Gel electrophoresis of PCR –amplified rDNA of F. sporotrichioides & Fusarium cf. langsethiae strains digested with Msp I & FaqI. M: 100 bp marker. Lanes 1 to 6: F. sporotrichioides VTT D-72014, BBA 10329 & MCR 4333 strains. Lanes 7 to 8: Fusarium cf. langsethiae isolate (AE pattern

Figure 5

Gel electrophoresis of PCR –amplified rDNA of F. compactum strains digested with HhaI, Msp I & TaqI, respectively. M: 50 bp marker. Lanes 1 to 3: MCR 2800 strain, Lanes 4 to 6: isolate

Discussion

The restriction fragment analysis of the PCR-amplified region of rDNA from 172 isolates belonging to the 23 Fusarium species was used. By using ITS1 and ITS4 primers, this could distinguish a limited number of Fusarium species in the PCR-RFLP method [20, 21, 28]. The ITS1-ITS4 or ITS4-ITS5 or ITS4-ITS5 primer pairs often amplify a 550 ± 50bp fragment from the ITS element [27] which is not lengthy enough for the PCR-RFLP technique especially in the case of Fusarium genus. Therefore, the reverse primer for 28S rRNA gene sequence was designed to create a larger fragment and be seen in agarose gel clearly. Besides, more patterns have been generated that can be discriminative for more species of the Fusarium genus.

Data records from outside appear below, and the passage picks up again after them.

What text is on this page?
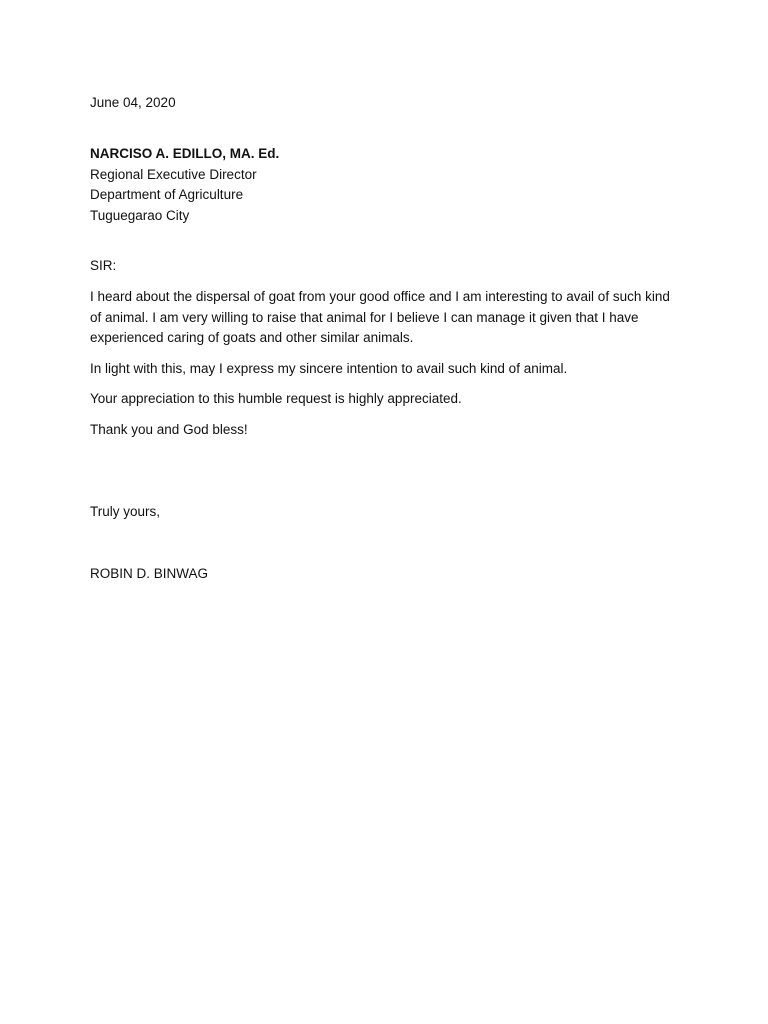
June 04, 2020
NARCISO A. EDILLO, MA. Ed.
Regional Executive Director
Department of Agriculture
Tuguegarao City
SIR:

I heard about the dispersal of goat from your good office and I am interesting to avail of such kind of animal. I am very willing to raise that animal for I believe I can manage it given that I have experienced caring of goats and other similar animals.

In light with this, may I express my sincere intention to avail such kind of animal.

Your appreciation to this humble request is highly appreciated.

Thank you and God bless!

Truly yours,
ROBIN D. BINWAG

By virtue of these findings, we conclude identifying 33 groups of Fusarium species and at least 22 species of them are possible through four endonuclease enzymes while the previous studies reported that via the seven enzymes can discriminate 12 Fusarium species (Table 3) [20, 28].

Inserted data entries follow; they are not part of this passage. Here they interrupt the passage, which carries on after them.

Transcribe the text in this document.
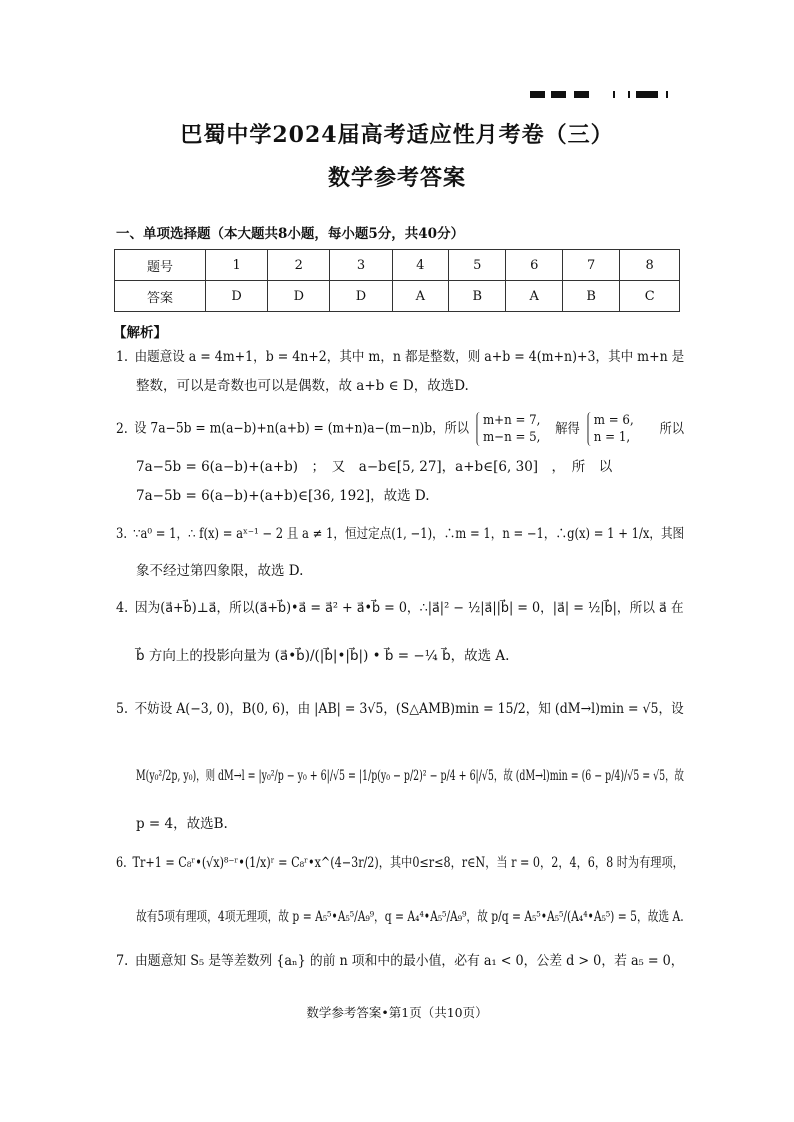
巴蜀中学2024届高考适应性月考卷（三）
数学参考答案
一、单项选择题（本大题共8小题，每小题5分，共40分）
题号	1	2	3	4	5	6	7	8
答案	D	D	D	A	B	A	B	C
【解析】
1. 由题意设 a = 4m+1，b = 4n+2，其中 m，n 都是整数，则 a+b = 4(m+n)+3，其中 m+n 是
整数，可以是奇数也可以是偶数，故 a+b ∈ D，故选D.
2. 设 7a−5b = m(a−b)+n(a+b) = (m+n)a−(m−n)b，所以 m+n = 7,
m−n = 5, 解得 m = 6,
n = 1, 所以
7a−5b = 6(a−b)+(a+b)　；　又　a−b∈[5, 27]，a+b∈[6, 30]　，　所　以
7a−5b = 6(a−b)+(a+b)∈[36, 192]，故选 D.
3. ∵a⁰ = 1，∴ f(x) = aˣ⁻¹ − 2 且 a ≠ 1，恒过定点(1, −1)，∴m = 1，n = −1，∴g(x) = 1 + 1/x，其图
象不经过第四象限，故选 D.
4. 因为(a⃗+b⃗)⊥a⃗，所以(a⃗+b⃗)•a⃗ = a⃗² + a⃗•b⃗ = 0，∴|a⃗|² − ½|a⃗||b⃗| = 0，|a⃗| = ½|b⃗|，所以 a⃗ 在
b⃗ 方向上的投影向量为 (a⃗•b⃗)/(|b⃗|•|b⃗|) • b⃗ = −¼ b⃗，故选 A.
5. 不妨设 A(−3, 0)，B(0, 6)，由 |AB| = 3√5，(S△AMB)min = 15/2，知 (dM→l)min = √5，设
M(y₀²/2p, y₀)，则 dM→l = |y₀²/p − y₀ + 6|/√5 = |1/p(y₀ − p/2)² − p/4 + 6|/√5，故 (dM→l)min = (6 − p/4)/√5 = √5，故
p = 4，故选B.
6. Tr+1 = C₈ʳ•(√x)⁸⁻ʳ•(1/x)ʳ = C₈ʳ•x^(4−3r/2)，其中0≤r≤8，r∈N，当 r = 0，2，4，6，8 时为有理项，
故有5项有理项，4项无理项，故 p = A₅⁵•A₅⁵/A₉⁹，q = A₄⁴•A₅⁵/A₉⁹，故 p/q = A₅⁵•A₅⁵/(A₄⁴•A₅⁵) = 5，故选 A.
7. 由题意知 S₅ 是等差数列 {aₙ} 的前 n 项和中的最小值，必有 a₁ < 0，公差 d > 0，若 a₅ = 0，
数学参考答案•第1页（共10页）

HhaI and MspI are able to discriminate F. equiseti and F. makes a distinction on conidia morphology solely [2].

There are some isolates in which their new band patterns were not observed in our pattern list (Table 3). The RFLP pattern of morphology method in F. babinda was FLBE and also the RFLP pattern of three isolates of F. Subglutinans was diagnosed as -M-C. Therefore, it seems that it is possible to identify the species that are not listed in Table 4 using the proposed enzymes.

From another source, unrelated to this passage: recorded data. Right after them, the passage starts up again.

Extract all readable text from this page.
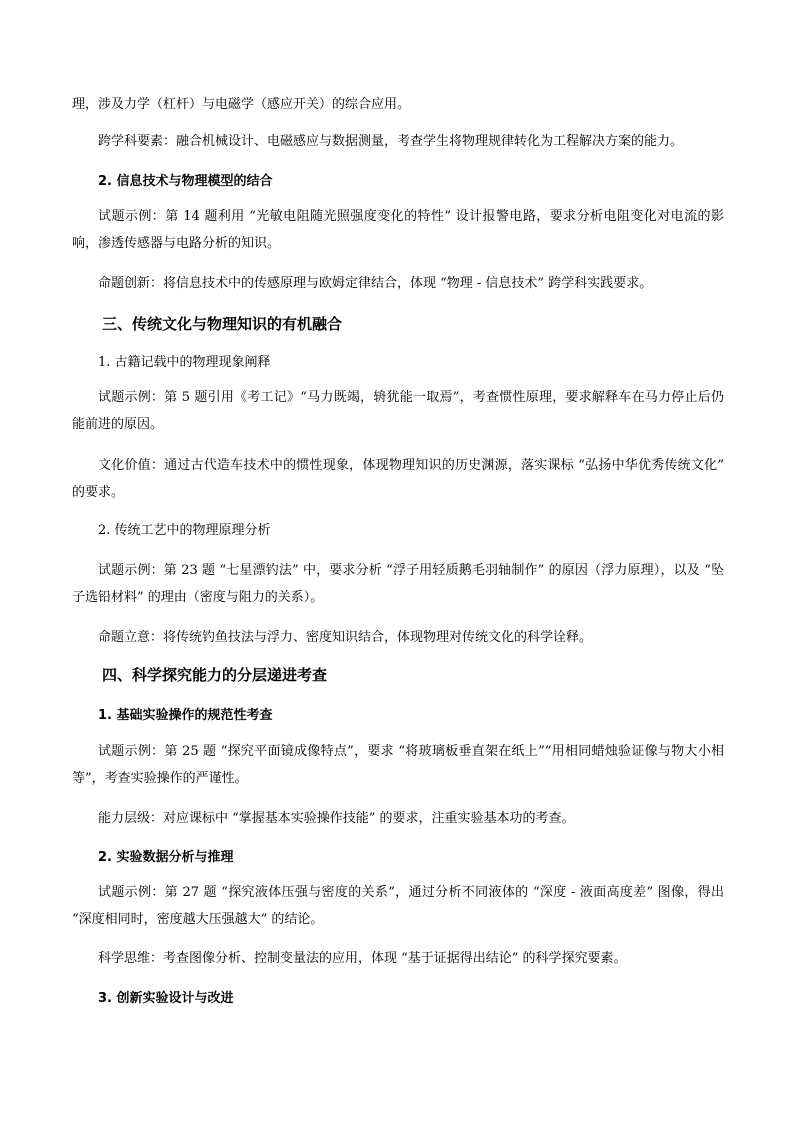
理，涉及力学（杠杆）与电磁学（感应开关）的综合应用。

跨学科要素：融合机械设计、电磁感应与数据测量，考查学生将物理规律转化为工程解决方案的能力。

2. 信息技术与物理模型的结合

试题示例：第 14 题利用 “光敏电阻随光照强度变化的特性” 设计报警电路，要求分析电阻变化对电流的影响，渗透传感器与电路分析的知识。

命题创新：将信息技术中的传感原理与欧姆定律结合，体现 “物理 - 信息技术” 跨学科实践要求。

三、传统文化与物理知识的有机融合

1. 古籍记载中的物理现象阐释

试题示例：第 5 题引用《考工记》“马力既竭，辀犹能一取焉”，考查惯性原理，要求解释车在马力停止后仍能前进的原因。

文化价值：通过古代造车技术中的惯性现象，体现物理知识的历史渊源，落实课标 “弘扬中华优秀传统文化” 的要求。

2. 传统工艺中的物理原理分析

试题示例：第 23 题 “七星漂钓法” 中，要求分析 “浮子用轻质鹅毛羽轴制作” 的原因（浮力原理），以及 “坠子选铅材料” 的理由（密度与阻力的关系）。

命题立意：将传统钓鱼技法与浮力、密度知识结合，体现物理对传统文化的科学诠释。

四、科学探究能力的分层递进考查

1. 基础实验操作的规范性考查

试题示例：第 25 题 “探究平面镜成像特点”，要求 “将玻璃板垂直架在纸上”“用相同蜡烛验证像与物大小相等”，考查实验操作的严谨性。

能力层级：对应课标中 “掌握基本实验操作技能” 的要求，注重实验基本功的考查。

2. 实验数据分析与推理

试题示例：第 27 题 “探究液体压强与密度的关系”，通过分析不同液体的 “深度 - 液面高度差” 图像，得出 “深度相同时，密度越大压强越大” 的结论。

科学思维：考查图像分析、控制变量法的应用，体现 “基于证据得出结论” 的科学探究要素。

3. 创新实验设计与改进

The similar patterns were observed for the several species which were distinguishable by the tease mount method. For example, the rDNA restriction pattern for F. tricinctum, F. avenaceum and F. heterosporum is FCBB or -CB- can be discriminated by tease mount method. F. tricinctum produces abundant microconidia that are napiform, oval, pyriform and citriform. F. avenaceum produces long and straight macroconidia but microconidiais are produced sparsely by some isolates. Moreover, F. heterosporum has medium length macroconidia and no microconidia. The second example is BACE pattern that can approve the existence of F. camptoceras using the tease mount method. According to NCBI GenBank, the FaqI cleavage pattern in F. sporotrichioides should be F (Table 3), but pattern E was observed practically (Figure 5) indicating the weakness of ITS gene in the F. sporotrichioides identification.

In this study, all isolates and the reference strains of F verticellioides had -B-E pattern whilst the GenBank information showed other patterns. The accession numbers including EU364843, EU364845 and EU364846 showed - K- B pattern while EU714404 the - D- E pattern. Consequently, it can be deduced that ITS gene in some species such as F. verticellioides induces interspecies’ differences although it is possible that some records have been registered mistakenly

Conclusion

In conclusion, it could be concluded that using four endonucleases, namely, HhaI, MspI, TaqI and FaqI at least 22 species of Fusarium can be differentiated. For the identification of the unknown Fusarium isolates, it is recommended to use the three enzymes, initially and MspI, HhaI and TaqI, sequentially.